Times they are a changin'. According to this article, blogs and social media are having a profound impact on our family lives. Is that a good impact or bad impact? Wonders the girl writing a blog that frequently has pieces on parenting. I mean, I have said to myself that I just think it's good that we are talking about it. It means that we are giving more thought and time to our parenting than our parents ever did.
But, three years plus into this parenthood (four years if you account for the assault of information you read through when you get pregnant), I am thinking my Mom had it pretty good. I mean, don't they say ignorance is bliss?
Between Facebook, Instagram, Pinterest, BabyCenter and the many blogs there are to read out there, there's a plethora of information available on How to Raise Your Kids Right. While I know that overall the information probably just makes me a more informed and possibly less freakish Mom-- I also can see how some Moms might feel--- well, like underachievers.
If you're not pinning cute crafts, snapping adorable photos or Thinking About Their Future (choosing a preschool), then you have surely missed the Mommy information train to Super Parent-ville.
Like I said in my post about Facebook, parenting in the Age of Social Media should not be a contest. Sometimes it might feel that way because of the cute crafternoon someone had (yes, I know, the word makes me vomit too) or the ahh-mazing Disney vacation album you just spent 15 minutes viewing online.

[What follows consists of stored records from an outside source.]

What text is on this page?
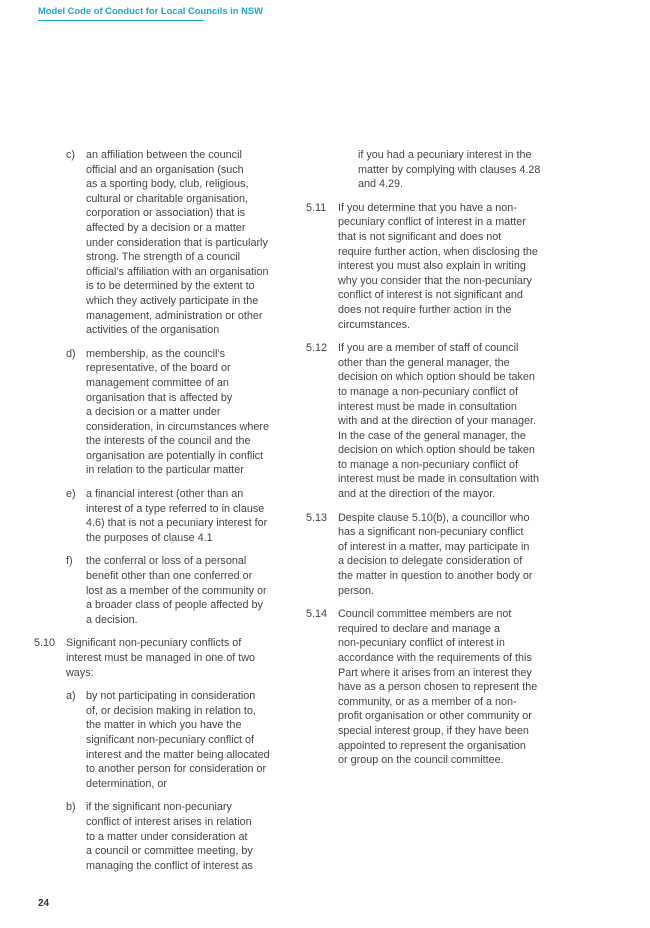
Model Code of Conduct for Local Councils in NSW
c)	an affiliation between the council
official and an organisation (such
as a sporting body, club, religious,
cultural or charitable organisation,
corporation or association) that is
affected by a decision or a matter
under consideration that is particularly
strong. The strength of a council
official’s affiliation with an organisation
is to be determined by the extent to
which they actively participate in the
management, administration or other
activities of the organisation
d) membership, as the council’s
representative, of the board or
management committee of an
organisation that is affected by
a decision or a matter under
consideration, in circumstances where
the interests of the council and the
organisation are potentially in conflict
in relation to the particular matter
e) a financial interest (other than an
interest of a type referred to in clause
4.6) that is not a pecuniary interest for
the purposes of clause 4.1
f)	the conferral or loss of a personal
benefit other than one conferred or
lost as a member of the community or
a broader class of people affected by
a decision.
5.10	Significant non-pecuniary conflicts of
interest must be managed in one of two
ways:
a) by not participating in consideration
of, or decision making in relation to,
the matter in which you have the
significant non-pecuniary conflict of
interest and the matter being allocated
to another person for consideration or
determination, or
b) if the significant non-pecuniary
conflict of interest arises in relation
to a matter under consideration at
a council or committee meeting, by
managing the conflict of interest as
if you had a pecuniary interest in the
matter by complying with clauses 4.28
and 4.29.
5.11	If you determine that you have a non-
pecuniary conflict of interest in a matter
that is not significant and does not
require further action, when disclosing the
interest you must also explain in writing
why you consider that the non-pecuniary
conflict of interest is not significant and
does not require further action in the
circumstances.
5.12	If you are a member of staff of council
other than the general manager, the
decision on which option should be taken
to manage a non-pecuniary conflict of
interest must be made in consultation
with and at the direction of your manager.
In the case of the general manager, the
decision on which option should be taken
to manage a non-pecuniary conflict of
interest must be made in consultation with
and at the direction of the mayor.
5.13	Despite clause 5.10(b), a councillor who
has a significant non-pecuniary conflict
of interest in a matter, may participate in
a decision to delegate consideration of
the matter in question to another body or
person.
5.14	Council committee members are not
required to declare and manage a
non-pecuniary conflict of interest in
accordance with the requirements of this
Part where it arises from an interest they
have as a person chosen to represent the
community, or as a member of a non-
profit organisation or other community or
special interest group, if they have been
appointed to represent the organisation
or group on the council committee.
24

You see, it's not just that we have more choices of what to buy for our kids and do for our kids, it's that we are receiving more messages than ever of how to parent. And, quite possibly, the helicopter parent herself was born from this information overload. Plagued with the notion that You Can Never Do Enough: Even if You Try.

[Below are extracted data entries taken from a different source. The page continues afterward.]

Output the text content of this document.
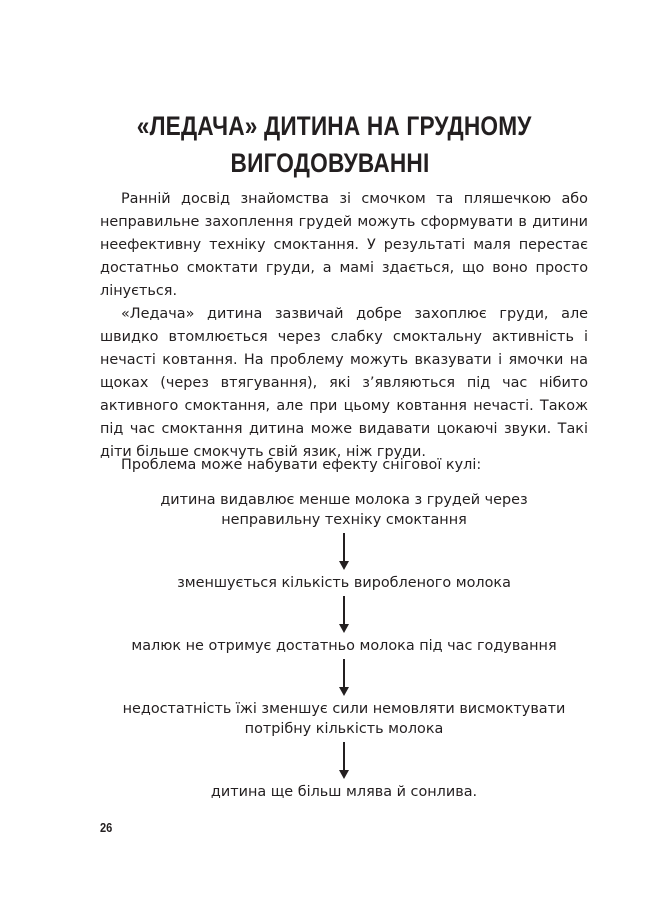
«ЛЕДАЧА» ДИТИНА НА ГРУДНОМУ
ВИГОДОВУВАННІ

Ранній досвід знайомства зі смочком та пляшечкою або неправильне захоплення грудей можуть сформувати в дитини неефективну техніку смоктання. У результаті маля перестає достатньо смоктати груди, а мамі здається, що воно просто лінується.

«Ледача» дитина зазвичай добре захоплює груди, але швидко втомлюється через слабку смоктальну активність і нечасті ковтання. На проблему можуть вказувати і ямочки на щоках (через втягування), які з’являються під час нібито активного смоктання, але при цьому ковтання нечасті. Також під час смоктання дитина може видавати цокаючі звуки. Такі діти більше смокчуть свій язик, ніж груди.

Проблема може набувати ефекту снігової кулі:
дитина видавлює менше молока з грудей через
неправильну техніку смоктання
зменшується кількість виробленого молока
малюк не отримує достатньо молока під час годування
недостатність їжі зменшує сили немовляти висмоктувати
потрібну кількість молока
дитина ще більш млява й сонлива.
26
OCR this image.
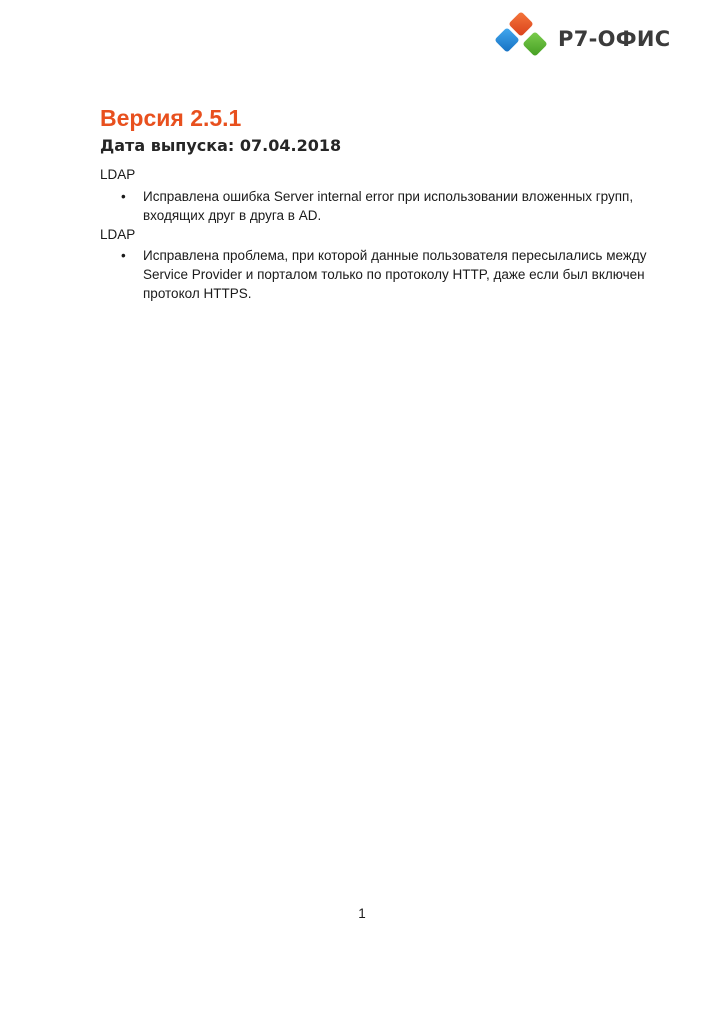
Р7-ОФИС
Версия 2.5.1
Дата выпуска: 07.04.2018
LDAP
• Исправлена ошибка Server internal error при использовании вложенных групп, входящих друг в друга в AD.
LDAP
• Исправлена проблема, при которой данные пользователя пересылались между Service Provider и порталом только по протоколу HTTP, даже если был включен протокол HTTPS.
1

But, if that's what we take away from the social media barrage of parenting information, then we have missed the point. The information is available to us because somewhere along the way, information became parenting commerce. The more you have, the better you will become. But, I only need to spend about 45 minutes with my two stir crazy toddlers to realize that it's kids who teach parents, not parents who teach parents. There are no true secrets. There's trial and error, good luck and lots of love. That's really all we can work with. Maybe reading a blog about the terrible two's can help you to survive them, but you will never read something that makes you a better Mom. You can try all the S's from Happiest Baby on the Block but we all know, the baby decides when he sleeps, you don't.

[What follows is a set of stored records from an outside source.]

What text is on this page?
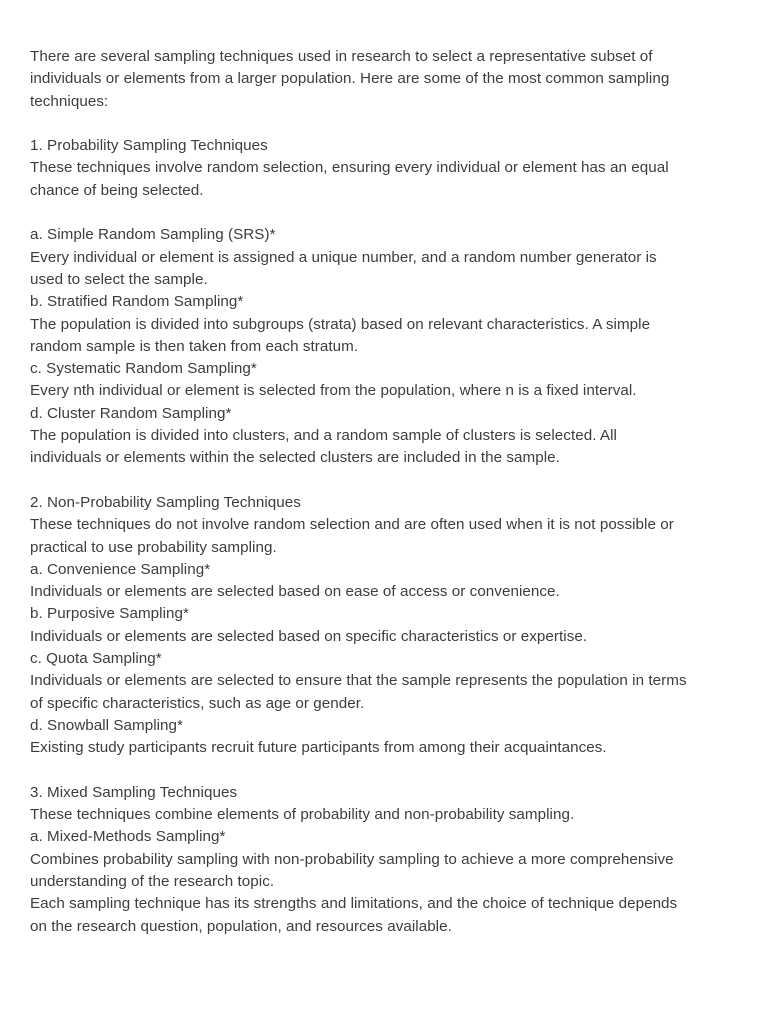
There are several sampling techniques used in research to select a representative subset of
individuals or elements from a larger population. Here are some of the most common sampling
techniques:
1. Probability Sampling Techniques
These techniques involve random selection, ensuring every individual or element has an equal
chance of being selected.
a. Simple Random Sampling (SRS)*
Every individual or element is assigned a unique number, and a random number generator is
used to select the sample.
b. Stratified Random Sampling*
The population is divided into subgroups (strata) based on relevant characteristics. A simple
random sample is then taken from each stratum.
c. Systematic Random Sampling*
Every nth individual or element is selected from the population, where n is a fixed interval.
d. Cluster Random Sampling*
The population is divided into clusters, and a random sample of clusters is selected. All
individuals or elements within the selected clusters are included in the sample.
2. Non-Probability Sampling Techniques
These techniques do not involve random selection and are often used when it is not possible or
practical to use probability sampling.
a. Convenience Sampling*
Individuals or elements are selected based on ease of access or convenience.
b. Purposive Sampling*
Individuals or elements are selected based on specific characteristics or expertise.
c. Quota Sampling*
Individuals or elements are selected to ensure that the sample represents the population in terms
of specific characteristics, such as age or gender.
d. Snowball Sampling*
Existing study participants recruit future participants from among their acquaintances.
3. Mixed Sampling Techniques
These techniques combine elements of probability and non-probability sampling.
a. Mixed-Methods Sampling*
Combines probability sampling with non-probability sampling to achieve a more comprehensive
understanding of the research topic.
Each sampling technique has its strengths and limitations, and the choice of technique depends
on the research question, population, and resources available.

Parenting in the age of social media might seem easier. All the tools we need are right there-- searchable, in black and white on our computer screens. But what is harder is that with all those expectations, all those Facebook statuses, all those blog posts, all those Pinterest pinboards, we have started to look at parenting as more of a science and less of an art. An art that we have all been capable of ever since we made the decision to become parents (or nature decided for us ;).
So, as artists, I challenge you to navigate this well of information with aplomb. You are not a parent who makes decisions based on what some Baby Center message board tells you. You are a real, live, breathing, parent. Your medium is not Pinterest or Babble or Motherlode. Your canvas is in your 18 month old's repetition of "Hi Baybee, hi baybee," as you take a road trip. Your paintbrush is in the exclamation from your toddler, "I did it all by myself!" It's in the hushed words you exchange about how to handle the latest tantrums with your husband. It's in the private look you share when one of them says something particularly adorable and baby-genius like. It's in the parenting part of parenting. That's the art.
And, I'm sorry, no books, or blogs or pinboards or will tell you that.